Thompson approaches it VERY novelistically. She basically describes Agatha’s movements and experiences in the wake of her husband leaving like she were a fictional character, which… sorry, no, there’s no way you know that. These details are famously not known. The whole thing about this disappearance is that people know basically nothing about what she did during it. She never said, and most people seemed to accept when she said her memory was blank. I can believe a skilled researcher and detective could piece some things together, but this is way beyond the pale. Again, compelling to read, but in the interest of understanding a person I feel like it’s pure fantasy. I guess she could be drawing this from some later writing of Christie’s, as she does in other places where she believes the writing autobiographical? But I don’t know what writing that is supposed to be that would supply SO MANY specifics. I believe Christie herself left this breakdown out of her own memoir entirely.

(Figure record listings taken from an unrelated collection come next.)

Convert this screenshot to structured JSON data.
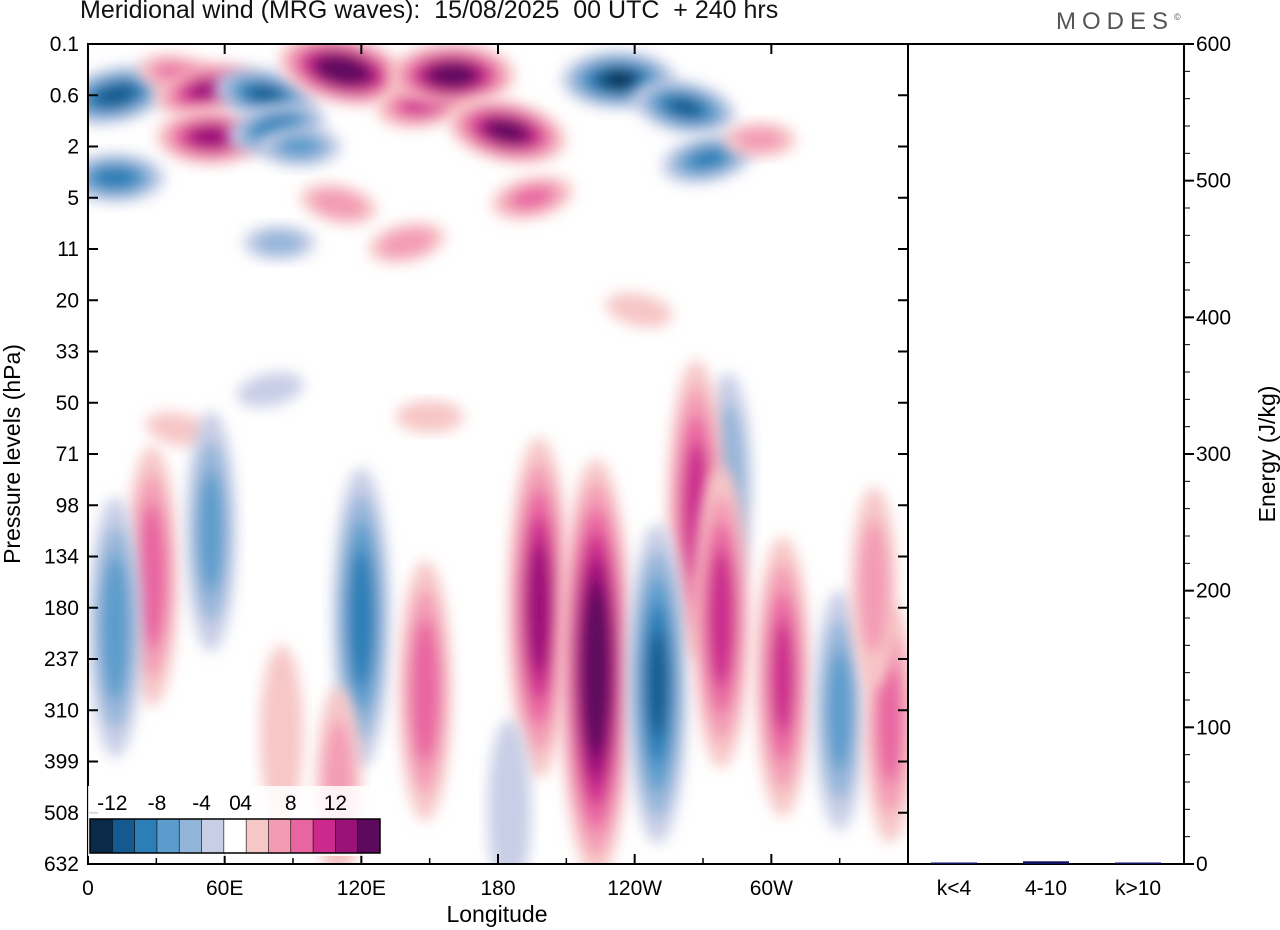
{
  "title": "Meridional wind (MRG waves):  15/08/2025  00 UTC  + 240 hrs",
  "brand": "MODES",
  "brand_mark": "©",
  "chart_data": [
    {
      "type": "heatmap",
      "name": "meridional-wind-contour",
      "xlabel": "Longitude",
      "ylabel": "Pressure levels (hPa)",
      "x_ticks": [
        "0",
        "60E",
        "120E",
        "180",
        "120W",
        "60W"
      ],
      "x_tick_degrees": [
        0,
        60,
        120,
        180,
        240,
        300
      ],
      "xlim": [
        0,
        360
      ],
      "y_ticks": [
        "0.1",
        "0.6",
        "2",
        "5",
        "11",
        "20",
        "33",
        "50",
        "71",
        "98",
        "134",
        "180",
        "237",
        "310",
        "399",
        "508",
        "632"
      ],
      "colorbar": {
        "labels": [
          "-12",
          "-8",
          "-4",
          "0",
          "4",
          "8",
          "12"
        ],
        "levels": [
          -14,
          -12,
          -10,
          -8,
          -6,
          -4,
          -2,
          2,
          4,
          6,
          8,
          10,
          12,
          14
        ],
        "colors": [
          "#0b2a4a",
          "#155a8e",
          "#2b7eb6",
          "#5b9ccc",
          "#93b5d9",
          "#c8cee6",
          "#ffffff",
          "#f7c6c6",
          "#f39bb5",
          "#e865a1",
          "#cb2a8c",
          "#9a1178",
          "#5d0a5e"
        ]
      },
      "features": [
        {
          "lon": 12,
          "level": 0.6,
          "value": -11
        },
        {
          "lon": 12,
          "level": 3.5,
          "value": -9
        },
        {
          "lon": 40,
          "level": 0.3,
          "value": 6
        },
        {
          "lon": 52,
          "level": 0.5,
          "value": 10
        },
        {
          "lon": 54,
          "level": 1.6,
          "value": 11
        },
        {
          "lon": 78,
          "level": 0.6,
          "value": -10
        },
        {
          "lon": 83,
          "level": 1.3,
          "value": -9
        },
        {
          "lon": 93,
          "level": 2.0,
          "value": -6
        },
        {
          "lon": 112,
          "level": 0.25,
          "value": 15
        },
        {
          "lon": 148,
          "level": 0.7,
          "value": 9
        },
        {
          "lon": 160,
          "level": 0.3,
          "value": 14
        },
        {
          "lon": 184,
          "level": 1.4,
          "value": 13
        },
        {
          "lon": 195,
          "level": 5.0,
          "value": 6
        },
        {
          "lon": 233,
          "level": 0.35,
          "value": -12
        },
        {
          "lon": 262,
          "level": 0.8,
          "value": -10
        },
        {
          "lon": 272,
          "level": 2.5,
          "value": -8
        },
        {
          "lon": 295,
          "level": 1.7,
          "value": 4
        },
        {
          "lon": 110,
          "level": 5.5,
          "value": 5
        },
        {
          "lon": 140,
          "level": 10,
          "value": 5
        },
        {
          "lon": 84,
          "level": 10,
          "value": -4
        },
        {
          "lon": 40,
          "level": 60,
          "value": 3
        },
        {
          "lon": 80,
          "level": 45,
          "value": -3
        },
        {
          "lon": 150,
          "level": 55,
          "value": 3
        },
        {
          "lon": 242,
          "level": 22,
          "value": 3
        },
        {
          "lon": 281,
          "level": 85,
          "value": -5
        },
        {
          "lon": 267,
          "level": 101,
          "value": 9
        },
        {
          "lon": 28,
          "level": 150,
          "value": 7
        },
        {
          "lon": 12,
          "level": 200,
          "value": -7
        },
        {
          "lon": 54,
          "level": 115,
          "value": -6
        },
        {
          "lon": 120,
          "level": 190,
          "value": -9
        },
        {
          "lon": 148,
          "level": 280,
          "value": 7
        },
        {
          "lon": 198,
          "level": 180,
          "value": 11
        },
        {
          "lon": 223,
          "level": 250,
          "value": 15
        },
        {
          "lon": 250,
          "level": 270,
          "value": -10
        },
        {
          "lon": 278,
          "level": 190,
          "value": 9
        },
        {
          "lon": 305,
          "level": 260,
          "value": 8
        },
        {
          "lon": 330,
          "level": 310,
          "value": -6
        },
        {
          "lon": 352,
          "level": 330,
          "value": 6
        },
        {
          "lon": 345,
          "level": 160,
          "value": 4
        },
        {
          "lon": 185,
          "level": 500,
          "value": -3
        },
        {
          "lon": 110,
          "level": 450,
          "value": 4
        },
        {
          "lon": 85,
          "level": 350,
          "value": 3
        }
      ]
    },
    {
      "type": "bar",
      "name": "energy-by-wavenumber",
      "categories": [
        "k<4",
        "4-10",
        "k>10"
      ],
      "values": [
        0,
        2,
        0
      ],
      "ylabel": "Energy (J/kg)",
      "ylim": [
        0,
        600
      ],
      "y_ticks": [
        "0",
        "100",
        "200",
        "300",
        "400",
        "500",
        "600"
      ],
      "bar_color": "#101060"
    }
  ]
}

This has to be a fabrication.

And it goes on for A LONG TIME. HOW CAN SHE PRETEND SHE KNOWS ALL THIS?

Thompson does depict what I figure is the most likely explanation of her time during her disappearance— that she did what we all wish we were rich enough to do during a breakup, fucked off to a nice expensive hotel to eat well, shop, and let other people take care of her while she moped. But there’s also this undercurrent running through that she was trying to get her husband to figure out where she was and come after her, which he never did. While an understandable impulse for a bereft person, here it gives her a kind of unreasonable, petty, almost passive-aggressive quality that I’m not sure is fair. Like it was part of a manipulation rather than just somebody feeling bad and trying to take care of herself a little. Honestly she probably just wanted to chill somewhere while she was sad, rather than engineer circumstances to make her husband so worried about her he came running back into her arms.

I’m a writer of intrigue too. That’s for making good stories. I’m not going to plot my way out of my very real emotional devastation.

Also. HOW DO YOU KNOW ANY OF THIS?

Okay, after this EXTENDED FORAY INTO SPECULATIVE FICTION, she does go into the historical record. Her suspicions for the broad strokes are mostly justified by publicly known details. But I can’t help but think the supposed overtures toward Archie finding her are a bridge too far. And again— she novelized the entire time she was away with very immediate experiences. I don’t like that in biography. WRITE A DAMN HISTORICAL FICTION if that’s what you want.